At first glance, "Living" holds promise. Set in contemporary Selby, Georgia, the novel examines the impact of late twentieth-century social change on a community seemingly frozen somewhere in the post-Civil War era. Equally intriguing is the confluence of the novel's three central characters, each a woman with a compelling story and internal conflicts. The author effectively uses dialogue to advance the narrative, and his cross-cutting chapters gracefully bridge time.

Yet, the novel sadly betrays its promise and its premises. Instead of complexity and texture, "Living" relies on stereotype and philosophic bromides. Selby seemingly has every new-fangled social circumstance hit it all at once; from Japanese executives at the recently-opened Toyota plant to a Yankee editor of the local newspaper, Selbyites are yanked unwillingly into a multicultural world. Rather than examine the implications of this new world on the community, the author unwittingly places people of color where they always have been, in the background or on the periphery.

Each protagonist begs to have her story told with more compassion than the author could muster. The most cliched of the three is Suzanne Parley, who has transcended her white-trash childhood and married the town patriarch. Restless, bored and frightened by the clear sterility of her life, Suzanne spends money recklessly ($1500 on a see-through raincoat!) and invents a pregnancy to add spice to her life. It doesn't take a genius to see that she will receive a comeuppance.

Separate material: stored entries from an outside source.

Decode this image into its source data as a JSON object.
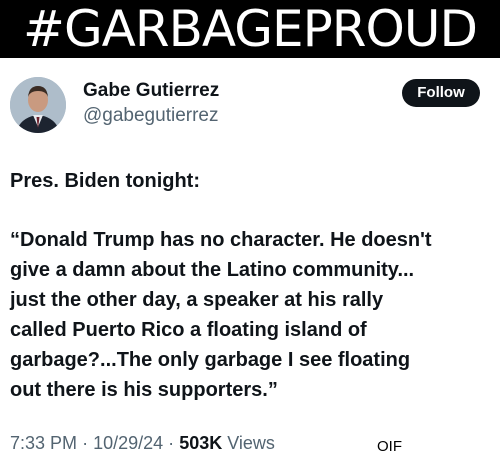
{
  "banner": {
    "text": "#GARBAGEPROUD"
  },
  "author": {
    "name": "Gabe Gutierrez",
    "handle": "@gabegutierrez"
  },
  "follow_button": {
    "label": "Follow"
  },
  "post": {
    "intro": "Pres. Biden tonight:",
    "quote_lines": [
      "“Donald Trump has no character. He doesn't",
      "give a damn about the Latino community...",
      "just the other day, a speaker at his rally",
      "called Puerto Rico a floating island of",
      "garbage?...The only garbage I see floating",
      "out there is his supporters.”"
    ]
  },
  "meta": {
    "time": "7:33 PM",
    "separator": "·",
    "date": "10/29/24",
    "views_count": "503K",
    "views_label": "Views"
  },
  "watermark": {
    "text": "OIF"
  }
}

Yankee transplant Margaret Pinaldi, the daughter of a firebrand abortion rights activist, inherits a Selby home upon the death of her mother. Quiet, almost diffident, Margaret undergoes a personality transformation once she discovers life south of the Mason-Dixon line. She casts off her prejudicial attitudes towards Southerners, is caught in a romantic triangle and somehow manages to intersect her job as a journalist with both Suzanne and the novel's most compelling character, Donna Kabel.

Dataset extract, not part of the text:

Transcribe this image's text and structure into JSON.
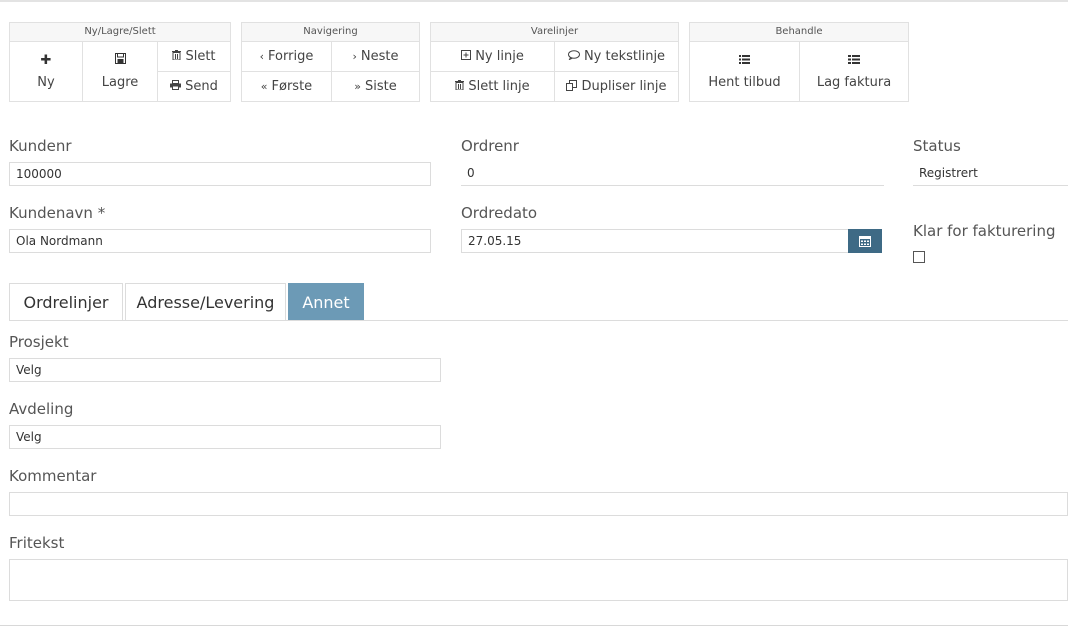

Facially scarred by an automobile accident, Donna must recreate her life. After losing her job as a cosmetics saleswoman/advisor, she finds employment in the produce section of a local Kroger's supermarket. Rejecting the iron-fisted religiosity of her father, Donna discovers purpose in fruits and vegetables, and, in so doing, sets out to change the dietary habits of her community. Unfortunately, she receives the least amount of space in the novel, and her challenges -- spiritually, physically, emotionally -- are undernourished and scantily discussed. Hudler conveys great sensitivity in places for Donna; in a moving epiphany, she "learned that the most delicious and beautiful of God's creations often hid behind an imperfect epidermis."

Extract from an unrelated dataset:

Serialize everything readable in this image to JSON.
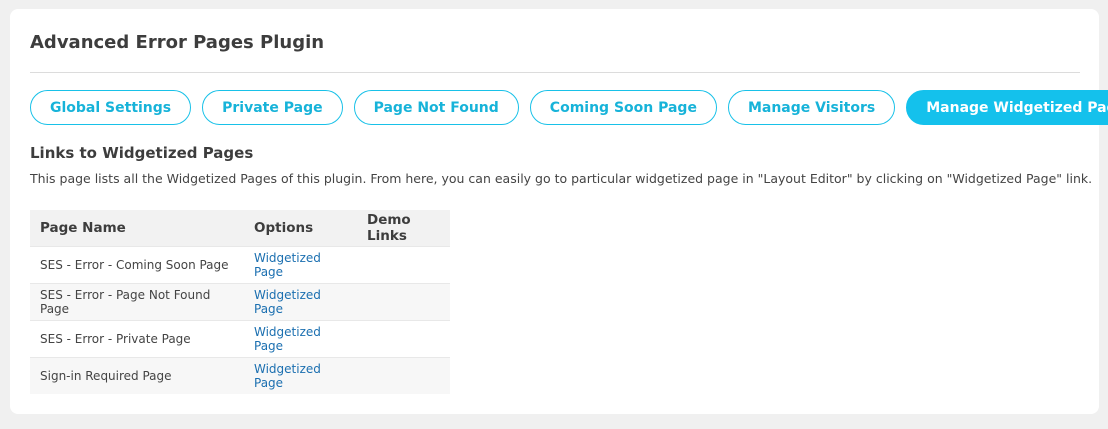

Perhaps the greatest strength of "Southern Living" is also its greatest weakness. Ad Hudler doesn't want us to think too much while reading his gentle, kind novel. He would prefer us to salivate at the non-stop references to food and laugh at the foibles of the pretentious Suzanne. He wants us to root for Margaret and feel sympathy for the beleaguered Donna. But he doesn't want us to lose any sleep over any of his characters. He needn't worry. "Southern Living" satisfies the appetite but not the soul.

Rating: 5 stars
Summary: utterly delightful!
Review: I began reading this book while stranded in the airport, and it made the time fly by. i thoroughly enjoyed this entertaining commentary on life in the south and highly recommend it.

Rating: 2 stars
Summary: Mildly entertaining - but only if you've lived in Macon, GA
Review: I read somewhere that this is Ad Hudler's love letter to Macon, Ga - where he lived for a few years and the setting of this book. Well, if this is his love letter, I sure wouldn't want to get any hate mail from him. I lived there too and he gets the racism and materialism of the upper class pretty well. He also gets the xenophobia down pretty well, except he seems to think Yankees are only from New Jersey (I thought they were from Vermont because here in Boston we think New Jersey is the deep south!). I kept reading because I could recognize the places and some of the people. If I hadn't been able to do that, I doubt I would have read it all the way through.